Crítica

Julia Castillo, ´Febrero´

Reflexionar sobre Febrero es reflexionar sobre el tiempo, sobre un periodo de tiempo. Lo que ocupa un mes en nuestra conciencia, las imágenes producidas en el fondo de la retina que se quedan a albergarnos en las palabras, el diálogo inconmensurable de posibilidades de un tiempo, que aunque por poco que sea es inabarcable. Esa es la lección del escritor. ¿Cómo decir Febrero? ¿Cómo decirlo sin renunciar a la síntesis de la palabra? ¿cómo decirse sin distancia?
 
Julia Castillo anda por los vericuetos de su estancia en Roma proponiendo una nueva forma de poema-poemario que a menudo puede ser fácilmente confundido con la escritura automática, la corriente de conciencia o el mero juego de palabras. Fácil sería abandonarse a esas tareas, pero Castillo no habla de una forma ya hecha, sino de una forma en proceso. El mismo proceso de creación al que los escritores, en gran medida, se ven vehiculados hasta llegar a la síntesis de palabra e imagen, en la forma del uno, de la unidad. En Febrero no hay síntesis, es un flujo de luces de conciencia que no se pierden ni se abandonan a la suerte de formar una imagen única, sino plural, el diálogo más puro con las cosas. No hay composición, sino posición y curso. A veces juega con la tipografía, la cursiva o las alteraciones del margen como si dijera que dentro del curso hay discurso, dentro de la continuidad, discontinuidad. Ambas siempre elegidas. Y es que la conciencia, unida al tiempo, es torrente, manantial continuo, pero el escritor a menudo se ve, en su más sincero pronunciarse, en la necesidad de elegir, de marcar la continuidad, de poner puntos, aunque sean seguidos, a su palabra.
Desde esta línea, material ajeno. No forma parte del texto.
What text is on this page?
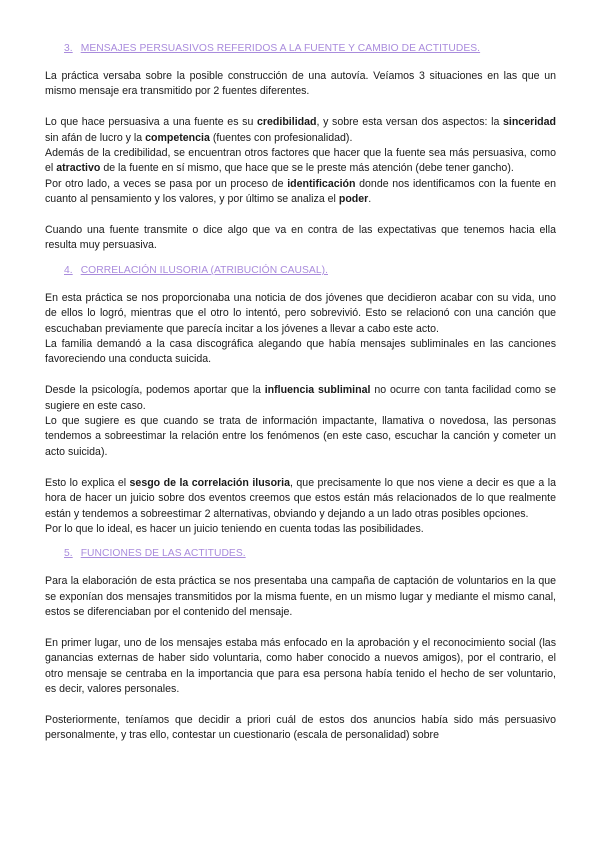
3. MENSAJES PERSUASIVOS REFERIDOS A LA FUENTE Y CAMBIO DE ACTITUDES.

La práctica versaba sobre la posible construcción de una autovía. Veíamos 3 situaciones en las que un mismo mensaje era transmitido por 2 fuentes diferentes.

Lo que hace persuasiva a una fuente es su credibilidad, y sobre esta versan dos aspectos: la sinceridad sin afán de lucro y la competencia (fuentes con profesionalidad).

Además de la credibilidad, se encuentran otros factores que hacer que la fuente sea más persuasiva, como el atractivo de la fuente en sí mismo, que hace que se le preste más atención (debe tener gancho).

Por otro lado, a veces se pasa por un proceso de identificación donde nos identificamos con la fuente en cuanto al pensamiento y los valores, y por último se analiza el poder.

Cuando una fuente transmite o dice algo que va en contra de las expectativas que tenemos hacia ella resulta muy persuasiva.

4. CORRELACIÓN ILUSORIA (ATRIBUCIÓN CAUSAL).

En esta práctica se nos proporcionaba una noticia de dos jóvenes que decidieron acabar con su vida, uno de ellos lo logró, mientras que el otro lo intentó, pero sobrevivió. Esto se relacionó con una canción que escuchaban previamente que parecía incitar a los jóvenes a llevar a cabo este acto.

La familia demandó a la casa discográfica alegando que había mensajes subliminales en las canciones favoreciendo una conducta suicida.

Desde la psicología, podemos aportar que la influencia subliminal no ocurre con tanta facilidad como se sugiere en este caso.

Lo que sugiere es que cuando se trata de información impactante, llamativa o novedosa, las personas tendemos a sobreestimar la relación entre los fenómenos (en este caso, escuchar la canción y cometer un acto suicida).

Esto lo explica el sesgo de la correlación ilusoria, que precisamente lo que nos viene a decir es que a la hora de hacer un juicio sobre dos eventos creemos que estos están más relacionados de lo que realmente están y tendemos a sobreestimar 2 alternativas, obviando y dejando a un lado otras posibles opciones.

Por lo que lo ideal, es hacer un juicio teniendo en cuenta todas las posibilidades.

5. FUNCIONES DE LAS ACTITUDES.

Para la elaboración de esta práctica se nos presentaba una campaña de captación de voluntarios en la que se exponían dos mensajes transmitidos por la misma fuente, en un mismo lugar y mediante el mismo canal, estos se diferenciaban por el contenido del mensaje.

En primer lugar, uno de los mensajes estaba más enfocado en la aprobación y el reconocimiento social (las ganancias externas de haber sido voluntaria, como haber conocido a nuevos amigos), por el contrario, el otro mensaje se centraba en la importancia que para esa persona había tenido el hecho de ser voluntario, es decir, valores personales.

Posteriormente, teníamos que decidir a priori cuál de estos dos anuncios había sido más persuasivo personalmente, y tras ello, contestar un cuestionario (escala de personalidad) sobre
Del proceso, no hay que obviar su ceso.
 
Por otra parte las imágenes que conforman el poemario discurrido no son una primera aprehensión de la realidad, sino que conllevan una suerte de reflexión que conjuga y juega con la propia flexibilidad del pensamiento, de la memoria, de sus pliegues, a menudo sobrepuesta o distante de la propia realidad.
 
Así Julia Castillo experimenta, en un largo poema con grandes momentos de lucidez que ponen en juego su buen hacer, pero sin prescindir de imágenes más sencillas. De esta forma, ella, entre los pliegues de sí misma, nos da también ciertas pautas para adentrarnos. Así en las primeras páginas encontramos: “La observación/ es una esclavitud”, “También lo oculto escapa”. Pero en este oficio crítico nosotros sí nos vemos obligados a la composición, a la sustracción y a la síntesis. Así recogemos esas grandes luces fosforescentes. Escribe Julia: “Y cuando dejamos /de mirar,/ guardamos algo fosforescente/ en lo interior”. Fósforos también son: “Lo que está congelado no es la imagen/ que apenas se recuerda, sino la posibilidad de que/ las cosas sucedieran/ de otra forma”, “Ser quiere decir sólo/ regresar”, “Está por ver-/ si es infinito”, “Yo no quiero medir-/ sino oponer”, “La clarividencia/ no es más/ que la tapia/ en torno al jardín”.
 
De esta manera, Castillo nos regala ciertas luces también de la más sincera clarividencia en un jardín fertilísimo. Así nos pone en juego que la palabra es el decir y el límite del tiempo, del nosotros, de lo que podemos llegar a sospechar.
 
Abada editores pone, quizá, la guinda a la obra de Castillo con la publicación de Febrero en 2008, en la colección selecta y rigurosa de Voces de poesía.